Last year I grew a few tomato plants and they were tasty so this year I grew a few more. I went for more varieties this time round, but they nearly all ended up with the same thing in common – the tomatoes wouldn’t ripen (apart from the Yellow Pear toms which I’ll certainly be growing again next year).
It was mainly down to two things. Firstly I didn’t plant out some of the tomato seedlings until July so they didn’t all get the chance to get up to speed. Secondly the summer didn’t have enough sun until it was kind of too late.
I did eventually get most of these stubbornly green tomatoes to ripen, so here are a few tips if you find yourself with the same problem.
If your green tomatoes are still on the plant, there are two main things you can do:
1. Move tomatoes in pots or growbags so they’re in the sunniest and warmest spot in the garden.
2. If your tomatoes are cordon tomatoes (also called vine tomatoes, or indeterminate tomatoes) rather than bushy/determinate tomatoes, you might need to limit their growth so they put their efforts into growing and ripening fruit instead of growing lots more leaves and stems. Nip out sideshoots with your thumb and forefinger when you see them starting to form, and also ‘stop’ the plant (usually done in August) once it’s formed for or five trusses (bunches of tomato flowers) by nipping out the top of the main vine.
If the green tomatoes are fully formed but they just won’t ripen, you can remove some of them from the plant to ripen separately. There are a couple of things to try, but avoid putting them all in a closed greenhouse on a sunny day as they’re more likely to cook and rot than go red.
Things to try if they’re already picked:
1. Pop them onto a windowsill and check them every couple of days.

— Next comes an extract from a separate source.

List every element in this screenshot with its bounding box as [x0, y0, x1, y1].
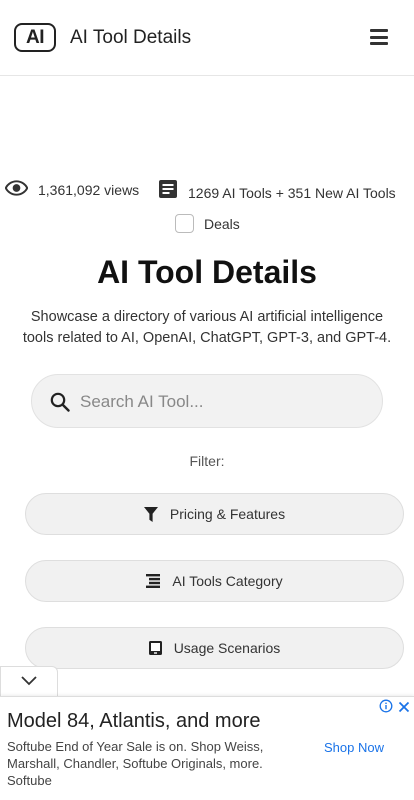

2. Put them into a drawer/cardboard box/paper bag with a ripening banana. It gives off a gas that’s supposed to kick start the ripening process.
You might still end up with a few that stay stubbornly green. If that happens, cook them up. You can make fried green tomatoes, green tomato salsa (look for recipes that use tomatillos and use green toms plus a pinch of sugar), or green tomato and date chutney.
And of course there’s next year to think about.
Next year I’ll remember not to choose everything from the late ripening category. I’ll plant at least a couple of varieties that naturally ripen mid-season, and at least one tomato that does well in relatively cold weather. You can easily find this information out by looking at online seed catalogues from the big manufacturers.
After reading around the subject a bit, I think I’ll avoid the ones that ripen incredibly early though as they sound kind of watery and flavourless. If it isn’t tasty, it isn’t making the list.
Do you have any handy tomato tips to add?